Die anfänglich als „digitales Wirtschaftswunder“ bezeichnete digitale Revolution in der deutschen Industrie wandelt sich zur Prüfung für kleine Unternehmen, Mittelständler und Großkonzerne. Wo die einen im Begriff Industrie 4.0 enorme Chancen und Potenziale sehen, überwiegt bei zahlreichen deutschen Vorzeigekonzernen die Unsicherheit.

Diese Unsicherheiten mindern auch der jährliche IT-Gipfel in Berlin oder die Mantra-Nutzung der Buzzwords Industrie 4.0 und Digitalisierung auf der CeBIT nicht. Unsicherheiten entstehen, weil eine konkrete Herangehensweise fehlt, Probleme nicht ausdefiniert werden und es an Handlungsempfehlungen mangelt. Währenddessen drückt der US-amerikanische Markt, allen voran in Form der großen Drei (Google, Facebook, Amazon), mit immer neuen Innovationen in die Märkte. Die deutsche Wirtschaft droht im Zuge der Digitalisierung den Anschluss zu verlieren, wie in einer Art Schockstarre verharren deutsche Konzerne obgleich der Fülle an digitalen Chancen [1].

Moderne Wertschöpfung ist agil, vernetzt und flexibel

Damit Industrieunternehmen nicht ähnlich wie die Musik-, Verlags- oder Handelsbranche von der Digitalisierung der Geschäftsmodelle durch Wettbewerber überrollt werden, ist es für sie entscheidend, sich für die neuen Denkweisen jüngerer digitaler Unternehmen zu öffnen.
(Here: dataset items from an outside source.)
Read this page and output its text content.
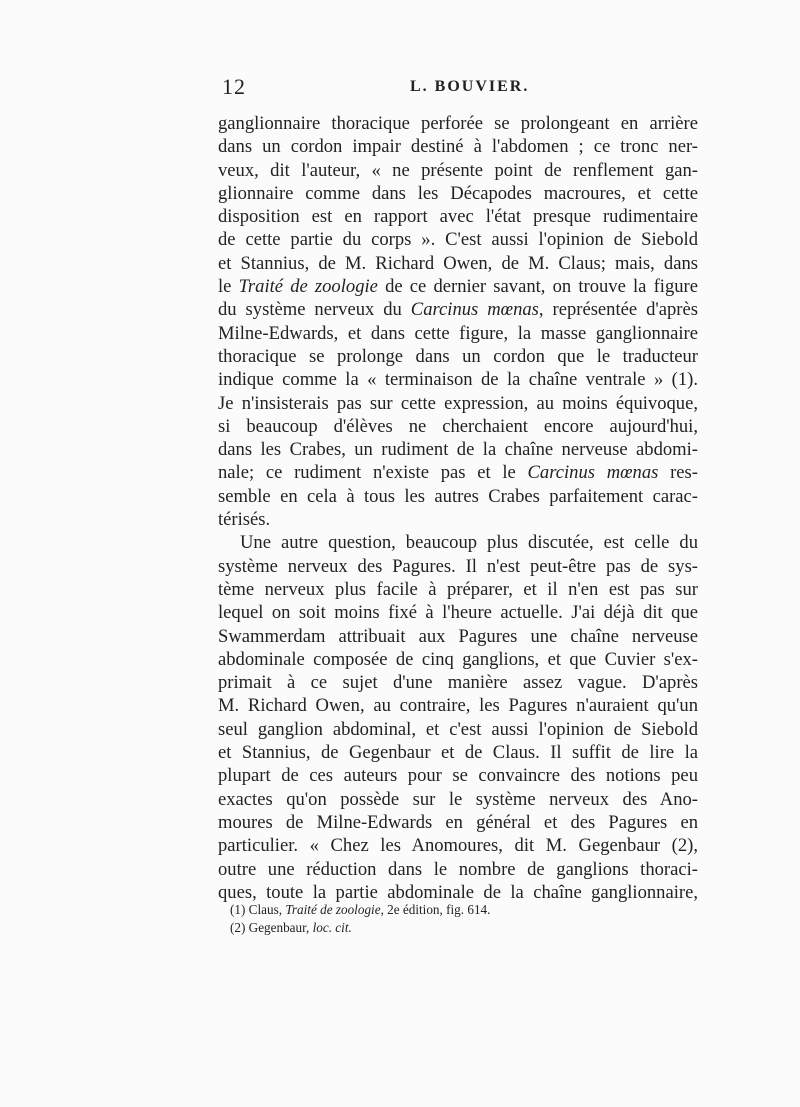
12	L. BOUVIER.
ganglionnaire thoracique perforée se prolongeant en arrière
dans un cordon impair destiné à l'abdomen ; ce tronc ner-
veux, dit l'auteur, « ne présente point de renflement gan-
glionnaire comme dans les Décapodes macroures, et cette
disposition est en rapport avec l'état presque rudimentaire
de cette partie du corps ». C'est aussi l'opinion de Siebold
et Stannius, de M. Richard Owen, de M. Claus; mais, dans
le Traité de zoologie de ce dernier savant, on trouve la figure
du système nerveux du Carcinus mœnas, représentée d'après
Milne-Edwards, et dans cette figure, la masse ganglionnaire
thoracique se prolonge dans un cordon que le traducteur
indique comme la « terminaison de la chaîne ventrale » (1).
Je n'insisterais pas sur cette expression, au moins équivoque,
si beaucoup d'élèves ne cherchaient encore aujourd'hui,
dans les Crabes, un rudiment de la chaîne nerveuse abdomi-
nale; ce rudiment n'existe pas et le Carcinus mœnas res-
semble en cela à tous les autres Crabes parfaitement carac-
térisés.
Une autre question, beaucoup plus discutée, est celle du
système nerveux des Pagures. Il n'est peut-être pas de sys-
tème nerveux plus facile à préparer, et il n'en est pas sur
lequel on soit moins fixé à l'heure actuelle. J'ai déjà dit que
Swammerdam attribuait aux Pagures une chaîne nerveuse
abdominale composée de cinq ganglions, et que Cuvier s'ex-
primait à ce sujet d'une manière assez vague. D'après
M. Richard Owen, au contraire, les Pagures n'auraient qu'un
seul ganglion abdominal, et c'est aussi l'opinion de Siebold
et Stannius, de Gegenbaur et de Claus. Il suffit de lire la
plupart de ces auteurs pour se convaincre des notions peu
exactes qu'on possède sur le système nerveux des Ano-
moures de Milne-Edwards en général et des Pagures en
particulier. « Chez les Anomoures, dit M. Gegenbaur (2),
outre une réduction dans le nombre de ganglions thoraci-
ques, toute la partie abdominale de la chaîne ganglionnaire,
(1) Claus, Traité de zoologie, 2e édition, fig. 614.
(2) Gegenbaur, loc. cit.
So können sie von ihren modernen Methoden der Arbeitsorganisation und Produktentwicklung lernen. Digitale Unternehmen arbeiten anders als klassische mittelständische Industrieunternehmen, einerseits schneller, andererseits aber auch vernetzter, agiler und kundenzentrierter.

Industrie 4.0 bedeutet nicht nur, Fertigungs- und Produktionsprozesse digital zu vernetzen – es bedeutet auch Digitalisierung der Geschäftsmodelle. Hiermit betreten Industrieunternehmen Neuland. Digitale Geschäftsmodelle weisen oft einen disruptiven Charakter auf. Sie neigen durch den Aufbau von Plattformen zur Monopolbildung und ihnen wohnt die „schöpferische Zerstörung“ im Schumpeterschen Sinne allzu häufig inne.

Disruptive digitale Geschäftsmodelle führen in die Zukunft

Zwei Erfolgsfaktoren haben disruptive digitale Geschäftsmodelle in der Vergangenheit befähigt, komplette Branchen umzukrempeln: enorme Effizienzsteigerungen und maximale Kundenorientierung.

Die Industrie muss im ersten Schritt die Möglichkeiten digitaler Innovationen erfassen und auf das jeweilige Geschäftsmodell übertragen. Dabei kann ein Blick über den Tellerrand enorm helfen. Der Stahlproduzent Klöckner, der zu den 80 größten börsennotierten Konzernen Deutschlands gehört, hat im Rahmen seiner Wachstumsstrategie eine umfassende Digitalisierung seiner Lieferkette und seines Geschäftsmodells beschlossen. Vorstandsvorsitzender Gisbert Rühl besuchte dazu für längere Zeit das Silicon Valley, um im globalen Zentrum der Digitalisierung von den Arbeitsmethoden der Digitalbranche zu profitieren. Sein Ziel war es, zu lernen, wie man Klöckner am besten zerstören könnte – durch ein disruptives Geschäftsmodell.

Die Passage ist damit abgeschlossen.